Google Sheets exporting has also been integrated into scheduling and the command line. This means you can schedule a crawl, which automatically exports any tabs, filters, exports or reports to a Sheet within Google Drive.

The ‘project name’ and ‘crawl name’ used in scheduling will be used as folders for the exports to Google Drive. So for example, a ‘Screaming Frog’ project name and ‘Weekly Crawl’ name, will sit within Google Drive like below.

Google Drive Location For Scheduling

You’re also able to choose to overwrite the existing file (if present), or create a timestamped folder in Google Drive.

Scheduling and exporting to Google Sheets

If you wish to export to Google Sheets to connect to Google Data Studio, then use the ‘Export For Data Studio’ custom overview export.

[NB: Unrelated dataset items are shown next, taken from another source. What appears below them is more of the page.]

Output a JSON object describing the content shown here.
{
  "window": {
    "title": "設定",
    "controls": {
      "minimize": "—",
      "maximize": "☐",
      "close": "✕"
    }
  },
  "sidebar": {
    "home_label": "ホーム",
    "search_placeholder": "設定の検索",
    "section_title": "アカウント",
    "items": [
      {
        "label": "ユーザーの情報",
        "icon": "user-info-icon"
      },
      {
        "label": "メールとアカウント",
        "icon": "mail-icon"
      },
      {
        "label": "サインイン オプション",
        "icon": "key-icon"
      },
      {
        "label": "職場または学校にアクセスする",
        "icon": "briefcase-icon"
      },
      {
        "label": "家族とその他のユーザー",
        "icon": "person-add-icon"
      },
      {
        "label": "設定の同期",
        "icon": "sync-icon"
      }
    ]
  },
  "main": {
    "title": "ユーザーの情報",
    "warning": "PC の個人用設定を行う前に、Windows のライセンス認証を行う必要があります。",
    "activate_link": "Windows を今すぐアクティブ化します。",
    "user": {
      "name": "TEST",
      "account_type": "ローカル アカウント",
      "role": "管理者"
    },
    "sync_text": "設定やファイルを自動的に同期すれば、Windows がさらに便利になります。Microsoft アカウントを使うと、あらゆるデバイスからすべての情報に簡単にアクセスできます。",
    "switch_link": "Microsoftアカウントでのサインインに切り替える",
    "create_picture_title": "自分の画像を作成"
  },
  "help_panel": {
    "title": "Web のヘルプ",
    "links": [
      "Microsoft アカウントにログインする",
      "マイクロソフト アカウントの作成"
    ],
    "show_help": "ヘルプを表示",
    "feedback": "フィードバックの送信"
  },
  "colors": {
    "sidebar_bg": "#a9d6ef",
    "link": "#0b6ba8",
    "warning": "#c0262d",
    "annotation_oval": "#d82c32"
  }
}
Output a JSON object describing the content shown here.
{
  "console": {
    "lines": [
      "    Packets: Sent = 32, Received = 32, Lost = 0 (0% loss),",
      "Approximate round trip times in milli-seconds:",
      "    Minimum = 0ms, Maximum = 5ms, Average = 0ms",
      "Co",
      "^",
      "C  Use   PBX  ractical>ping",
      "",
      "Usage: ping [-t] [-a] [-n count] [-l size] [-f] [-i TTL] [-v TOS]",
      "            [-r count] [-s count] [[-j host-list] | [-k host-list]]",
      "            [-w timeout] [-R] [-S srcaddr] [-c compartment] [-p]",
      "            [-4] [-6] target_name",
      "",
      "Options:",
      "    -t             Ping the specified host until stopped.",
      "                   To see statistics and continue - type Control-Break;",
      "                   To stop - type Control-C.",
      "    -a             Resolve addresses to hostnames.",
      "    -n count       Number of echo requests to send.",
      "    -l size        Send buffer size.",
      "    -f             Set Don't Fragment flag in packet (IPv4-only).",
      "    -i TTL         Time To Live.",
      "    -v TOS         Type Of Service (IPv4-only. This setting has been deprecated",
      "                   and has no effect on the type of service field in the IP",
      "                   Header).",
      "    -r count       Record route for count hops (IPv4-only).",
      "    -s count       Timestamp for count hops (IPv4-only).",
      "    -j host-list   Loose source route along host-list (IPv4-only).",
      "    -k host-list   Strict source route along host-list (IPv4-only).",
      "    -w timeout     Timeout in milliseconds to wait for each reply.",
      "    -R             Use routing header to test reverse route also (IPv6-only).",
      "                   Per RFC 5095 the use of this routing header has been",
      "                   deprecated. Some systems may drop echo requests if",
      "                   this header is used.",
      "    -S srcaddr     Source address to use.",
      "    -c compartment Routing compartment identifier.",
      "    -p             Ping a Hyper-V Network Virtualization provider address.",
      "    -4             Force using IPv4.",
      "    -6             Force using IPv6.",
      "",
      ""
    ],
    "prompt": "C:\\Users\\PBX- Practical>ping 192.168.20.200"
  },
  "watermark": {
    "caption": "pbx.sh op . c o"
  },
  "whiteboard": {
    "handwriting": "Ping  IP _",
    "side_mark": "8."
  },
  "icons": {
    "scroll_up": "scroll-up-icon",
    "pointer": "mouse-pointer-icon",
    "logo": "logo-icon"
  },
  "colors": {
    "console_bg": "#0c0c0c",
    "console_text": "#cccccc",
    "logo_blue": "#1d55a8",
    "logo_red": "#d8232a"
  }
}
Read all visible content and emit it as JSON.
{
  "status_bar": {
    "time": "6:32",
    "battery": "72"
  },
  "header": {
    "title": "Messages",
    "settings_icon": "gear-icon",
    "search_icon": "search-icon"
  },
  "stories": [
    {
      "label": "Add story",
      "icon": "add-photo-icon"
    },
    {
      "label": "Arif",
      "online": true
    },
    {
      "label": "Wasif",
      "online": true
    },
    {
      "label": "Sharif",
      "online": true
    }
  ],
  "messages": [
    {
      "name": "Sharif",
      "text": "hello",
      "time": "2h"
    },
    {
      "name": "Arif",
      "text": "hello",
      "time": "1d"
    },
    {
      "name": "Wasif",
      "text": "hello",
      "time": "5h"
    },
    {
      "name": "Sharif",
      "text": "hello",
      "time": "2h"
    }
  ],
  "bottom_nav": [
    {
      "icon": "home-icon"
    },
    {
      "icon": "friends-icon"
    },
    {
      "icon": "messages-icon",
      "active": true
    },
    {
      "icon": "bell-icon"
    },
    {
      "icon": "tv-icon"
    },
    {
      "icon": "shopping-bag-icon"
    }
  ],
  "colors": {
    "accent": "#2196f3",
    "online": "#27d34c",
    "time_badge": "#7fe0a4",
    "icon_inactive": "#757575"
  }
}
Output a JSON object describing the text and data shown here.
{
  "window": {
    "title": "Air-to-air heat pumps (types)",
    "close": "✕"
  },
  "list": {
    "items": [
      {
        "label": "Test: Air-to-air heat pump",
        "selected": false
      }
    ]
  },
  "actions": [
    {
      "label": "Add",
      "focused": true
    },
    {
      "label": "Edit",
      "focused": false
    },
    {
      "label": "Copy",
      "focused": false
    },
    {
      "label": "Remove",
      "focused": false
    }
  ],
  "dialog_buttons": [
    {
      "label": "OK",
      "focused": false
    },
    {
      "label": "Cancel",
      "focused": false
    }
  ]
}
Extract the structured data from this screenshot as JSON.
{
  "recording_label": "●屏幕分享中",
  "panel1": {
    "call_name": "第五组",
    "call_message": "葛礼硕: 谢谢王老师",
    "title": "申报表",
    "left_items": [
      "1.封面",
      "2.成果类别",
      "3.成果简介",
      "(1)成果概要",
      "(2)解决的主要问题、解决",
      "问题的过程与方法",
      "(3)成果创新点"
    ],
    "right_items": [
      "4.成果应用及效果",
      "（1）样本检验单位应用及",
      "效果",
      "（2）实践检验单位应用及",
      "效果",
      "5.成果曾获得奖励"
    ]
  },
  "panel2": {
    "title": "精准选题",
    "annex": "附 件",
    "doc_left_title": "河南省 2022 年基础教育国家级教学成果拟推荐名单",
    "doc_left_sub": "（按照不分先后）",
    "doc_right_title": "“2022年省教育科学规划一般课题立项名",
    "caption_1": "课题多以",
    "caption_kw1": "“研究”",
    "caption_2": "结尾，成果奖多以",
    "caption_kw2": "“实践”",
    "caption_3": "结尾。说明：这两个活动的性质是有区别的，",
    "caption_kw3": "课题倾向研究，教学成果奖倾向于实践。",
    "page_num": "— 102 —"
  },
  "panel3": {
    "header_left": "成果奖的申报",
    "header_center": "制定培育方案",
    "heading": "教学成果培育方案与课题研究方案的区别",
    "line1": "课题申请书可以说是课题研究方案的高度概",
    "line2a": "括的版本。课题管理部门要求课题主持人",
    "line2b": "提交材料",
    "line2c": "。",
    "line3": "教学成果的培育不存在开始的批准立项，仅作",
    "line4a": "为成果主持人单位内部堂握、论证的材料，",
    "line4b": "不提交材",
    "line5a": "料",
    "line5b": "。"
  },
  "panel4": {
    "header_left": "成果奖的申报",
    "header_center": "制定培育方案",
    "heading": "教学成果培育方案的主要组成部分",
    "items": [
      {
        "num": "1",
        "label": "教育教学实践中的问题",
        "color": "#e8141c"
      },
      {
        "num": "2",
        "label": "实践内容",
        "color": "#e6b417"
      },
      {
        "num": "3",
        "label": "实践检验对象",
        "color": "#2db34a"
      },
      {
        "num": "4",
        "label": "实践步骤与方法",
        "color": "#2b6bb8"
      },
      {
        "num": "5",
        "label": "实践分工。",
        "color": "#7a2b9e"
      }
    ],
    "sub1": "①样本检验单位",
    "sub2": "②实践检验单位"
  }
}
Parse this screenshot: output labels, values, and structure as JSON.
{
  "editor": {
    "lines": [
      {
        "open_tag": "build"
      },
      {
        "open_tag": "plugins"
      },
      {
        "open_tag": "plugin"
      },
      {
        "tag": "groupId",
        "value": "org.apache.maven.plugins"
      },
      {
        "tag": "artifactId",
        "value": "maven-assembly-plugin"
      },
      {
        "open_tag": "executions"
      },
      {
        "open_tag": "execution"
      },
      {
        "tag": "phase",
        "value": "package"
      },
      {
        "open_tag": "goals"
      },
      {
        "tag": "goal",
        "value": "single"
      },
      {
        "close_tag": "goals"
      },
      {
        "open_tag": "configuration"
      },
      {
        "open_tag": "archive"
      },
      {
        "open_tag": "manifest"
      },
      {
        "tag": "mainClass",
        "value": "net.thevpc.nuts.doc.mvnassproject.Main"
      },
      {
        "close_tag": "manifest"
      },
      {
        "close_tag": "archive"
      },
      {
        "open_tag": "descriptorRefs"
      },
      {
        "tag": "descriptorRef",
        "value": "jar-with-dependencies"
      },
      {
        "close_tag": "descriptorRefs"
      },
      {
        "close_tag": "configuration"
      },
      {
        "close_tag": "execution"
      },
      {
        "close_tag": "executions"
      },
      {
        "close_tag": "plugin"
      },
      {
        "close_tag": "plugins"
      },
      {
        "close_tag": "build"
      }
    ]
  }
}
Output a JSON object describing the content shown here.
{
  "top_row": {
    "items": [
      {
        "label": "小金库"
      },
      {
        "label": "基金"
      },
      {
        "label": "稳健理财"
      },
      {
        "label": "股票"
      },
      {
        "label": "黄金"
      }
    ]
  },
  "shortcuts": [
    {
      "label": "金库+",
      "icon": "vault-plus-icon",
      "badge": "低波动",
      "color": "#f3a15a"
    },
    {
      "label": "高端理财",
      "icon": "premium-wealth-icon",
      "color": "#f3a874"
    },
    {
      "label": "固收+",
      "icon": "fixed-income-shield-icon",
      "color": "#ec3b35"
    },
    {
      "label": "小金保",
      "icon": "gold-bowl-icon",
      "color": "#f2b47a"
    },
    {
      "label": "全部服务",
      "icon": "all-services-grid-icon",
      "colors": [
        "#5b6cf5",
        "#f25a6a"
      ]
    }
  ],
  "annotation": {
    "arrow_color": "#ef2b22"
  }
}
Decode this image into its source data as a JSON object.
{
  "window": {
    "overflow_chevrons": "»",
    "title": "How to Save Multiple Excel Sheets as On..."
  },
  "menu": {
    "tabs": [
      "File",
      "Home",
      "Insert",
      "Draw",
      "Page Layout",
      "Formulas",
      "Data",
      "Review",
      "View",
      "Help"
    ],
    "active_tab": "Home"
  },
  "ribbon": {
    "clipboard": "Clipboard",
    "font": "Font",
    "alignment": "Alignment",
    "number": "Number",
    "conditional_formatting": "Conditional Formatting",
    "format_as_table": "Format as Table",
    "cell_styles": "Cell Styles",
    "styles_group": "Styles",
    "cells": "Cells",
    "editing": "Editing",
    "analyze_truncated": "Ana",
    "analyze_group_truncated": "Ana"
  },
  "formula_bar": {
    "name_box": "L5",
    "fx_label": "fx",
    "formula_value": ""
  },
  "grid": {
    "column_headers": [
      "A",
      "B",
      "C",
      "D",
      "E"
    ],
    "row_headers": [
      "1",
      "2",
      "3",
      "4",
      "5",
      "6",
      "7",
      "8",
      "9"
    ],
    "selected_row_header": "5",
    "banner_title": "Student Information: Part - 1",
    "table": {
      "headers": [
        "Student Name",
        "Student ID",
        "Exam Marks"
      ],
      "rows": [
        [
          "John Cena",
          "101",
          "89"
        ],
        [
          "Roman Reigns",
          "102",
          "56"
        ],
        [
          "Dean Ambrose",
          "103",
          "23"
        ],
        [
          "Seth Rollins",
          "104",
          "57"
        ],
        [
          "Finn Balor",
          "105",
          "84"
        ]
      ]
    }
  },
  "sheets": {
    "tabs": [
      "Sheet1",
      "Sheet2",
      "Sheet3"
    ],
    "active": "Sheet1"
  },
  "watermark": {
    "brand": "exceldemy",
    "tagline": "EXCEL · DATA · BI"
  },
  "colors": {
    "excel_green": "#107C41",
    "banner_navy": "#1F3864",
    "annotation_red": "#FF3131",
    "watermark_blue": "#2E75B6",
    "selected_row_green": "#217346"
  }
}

Scheduling Export For Data Studio

This has been purpose-built to allow users to select crawl overview data to be exported as a single summary row to Google Sheets. It will automatically append new scheduled exports to a new row in the same sheet in a time series. Please read our tutorial on ‘How To Automate Crawl Reports In Data Studio‘ to set this up.

If you’re using database storage mode, there is no need to ‘save’ crawls in scheduling, as they are stored automatically within the SEO Spiders database.